Изотова тоже не стала скорбеть о судьбе яхты вместе с грозой контрабандистов, а поволокла баллоны на зарядку по ходящей ходуном палубе. За шумом ветра Пименов не сразу понял, что Кущ таки сообразил завести двигатели бота, и это было правильным и разумным действием опытного моряка. А вот почему он не перебрался к себе на яхту, пока волнение это позволяло сделать, оставалось неясным, и выяснять это ни времени, ни желания не было.

Кущ медленно, словно сомнамбула повернулся к ним, и уставился на Губатого белыми, слезящимися глазами.

– Достал? – спросил он, но Пименов не услышал слов, а угадал вопрос по движению губ.

Он покачал головой. Застучал компрессор. "Тайну" качнуло так, что Изотова, не удержавшись, кубарем покатилась по палубе, и всем телом ударилась о фальшборт, разбив в кровь губу, но баллоны остались в креплениях. Корма бота взлетела в воздух так высоко, что винт завращался в воздухе, рассыпав веер брызг. Потом "Тайна" тяжело просела на массивный зад, а нос взмыл вверх на невозможный угол. В каюте что-то с грохотом рухнуло. Почти что на четвереньках Губатый пробежался по накренившейся палубе, и сняв с креплений маленький желтый баллон, торопясь проверил показание манометра. Баллон был полон.

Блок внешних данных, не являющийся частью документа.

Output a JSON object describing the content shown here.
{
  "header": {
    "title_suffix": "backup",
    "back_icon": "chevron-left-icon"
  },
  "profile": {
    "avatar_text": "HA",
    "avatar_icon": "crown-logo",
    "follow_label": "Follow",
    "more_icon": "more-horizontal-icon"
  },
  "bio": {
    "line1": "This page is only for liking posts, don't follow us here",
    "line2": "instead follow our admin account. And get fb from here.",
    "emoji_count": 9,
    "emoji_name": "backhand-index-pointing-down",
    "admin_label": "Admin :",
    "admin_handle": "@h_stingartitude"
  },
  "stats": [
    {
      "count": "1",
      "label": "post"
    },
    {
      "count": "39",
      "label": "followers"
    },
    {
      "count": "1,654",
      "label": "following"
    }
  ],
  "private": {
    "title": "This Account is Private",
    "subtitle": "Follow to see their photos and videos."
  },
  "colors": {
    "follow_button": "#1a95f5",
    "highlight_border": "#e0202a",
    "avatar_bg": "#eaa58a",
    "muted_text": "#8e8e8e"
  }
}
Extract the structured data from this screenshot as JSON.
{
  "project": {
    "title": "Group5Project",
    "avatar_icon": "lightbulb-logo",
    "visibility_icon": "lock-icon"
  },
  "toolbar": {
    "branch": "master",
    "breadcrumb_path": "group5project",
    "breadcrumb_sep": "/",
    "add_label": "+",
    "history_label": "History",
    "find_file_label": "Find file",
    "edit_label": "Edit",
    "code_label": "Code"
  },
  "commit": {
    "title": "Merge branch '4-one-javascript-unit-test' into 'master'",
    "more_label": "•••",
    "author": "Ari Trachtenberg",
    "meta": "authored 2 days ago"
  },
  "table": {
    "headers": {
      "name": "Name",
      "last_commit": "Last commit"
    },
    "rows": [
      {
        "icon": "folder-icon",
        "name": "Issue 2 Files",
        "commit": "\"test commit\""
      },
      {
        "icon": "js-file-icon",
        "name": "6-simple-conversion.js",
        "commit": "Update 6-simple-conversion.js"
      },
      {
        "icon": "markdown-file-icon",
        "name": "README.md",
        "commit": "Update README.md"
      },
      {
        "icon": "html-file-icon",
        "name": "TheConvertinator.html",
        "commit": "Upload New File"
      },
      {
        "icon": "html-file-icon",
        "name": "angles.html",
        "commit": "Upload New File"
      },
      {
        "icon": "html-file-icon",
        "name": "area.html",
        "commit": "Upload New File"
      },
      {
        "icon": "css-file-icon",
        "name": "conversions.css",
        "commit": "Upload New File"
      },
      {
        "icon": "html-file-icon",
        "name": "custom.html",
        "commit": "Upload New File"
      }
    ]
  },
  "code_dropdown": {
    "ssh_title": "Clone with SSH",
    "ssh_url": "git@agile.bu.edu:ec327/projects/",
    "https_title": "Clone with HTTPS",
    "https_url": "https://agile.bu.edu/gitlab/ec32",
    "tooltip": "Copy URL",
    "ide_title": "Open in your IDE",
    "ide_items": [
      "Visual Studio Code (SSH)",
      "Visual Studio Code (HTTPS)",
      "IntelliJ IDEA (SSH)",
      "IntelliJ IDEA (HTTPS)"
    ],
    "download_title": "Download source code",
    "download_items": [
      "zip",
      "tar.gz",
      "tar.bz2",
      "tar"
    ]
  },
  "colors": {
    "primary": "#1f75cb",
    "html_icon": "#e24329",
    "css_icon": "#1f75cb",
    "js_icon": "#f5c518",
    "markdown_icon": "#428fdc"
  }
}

Компрессор мог одновременно закачивать воздух только в один комплект – сейчас заполнялась "фаберовская" спарка. Вариантов было два: возиться на палубе до тех пор, пока не заполнятся оба комплекта баллонов, либо уходить под воду с трехлитровым баллоном за спиной и десятиминутным запасом времени на все про все, имея за спиной Изотову с полными "Фаберами" и возможность перехватить воздух из ее загубника. Третий вариант – уйти отсюда к чертовой бабушке, бросив все до лучших времен, к сожалению, отсутствовал – "Тайне" было не покинуть бухты, слишком маломощны были дизеля. Даже "Ласточке" с ее мощными моторами это бы не удалось: стоило судну высунуть нос за спину "медведя", и смельчаку не удалось бы дочитать "Отче наш".

Огромная волна хлестнула о скалу так, что Пименов присел от громового удара, а Изотова невольно прикрыла голову руками – пена и несколько тонн водяной пыли перелетели каменный вал и обрушились на "Тайну", словно тропический ливень.

Кущенко, мгновенно ставший мокрым, как упавшая в стакан мышь, заорал, перекрывая шум прибоя, и изо всех сил заколотил кулаком по деревянной части ограждения.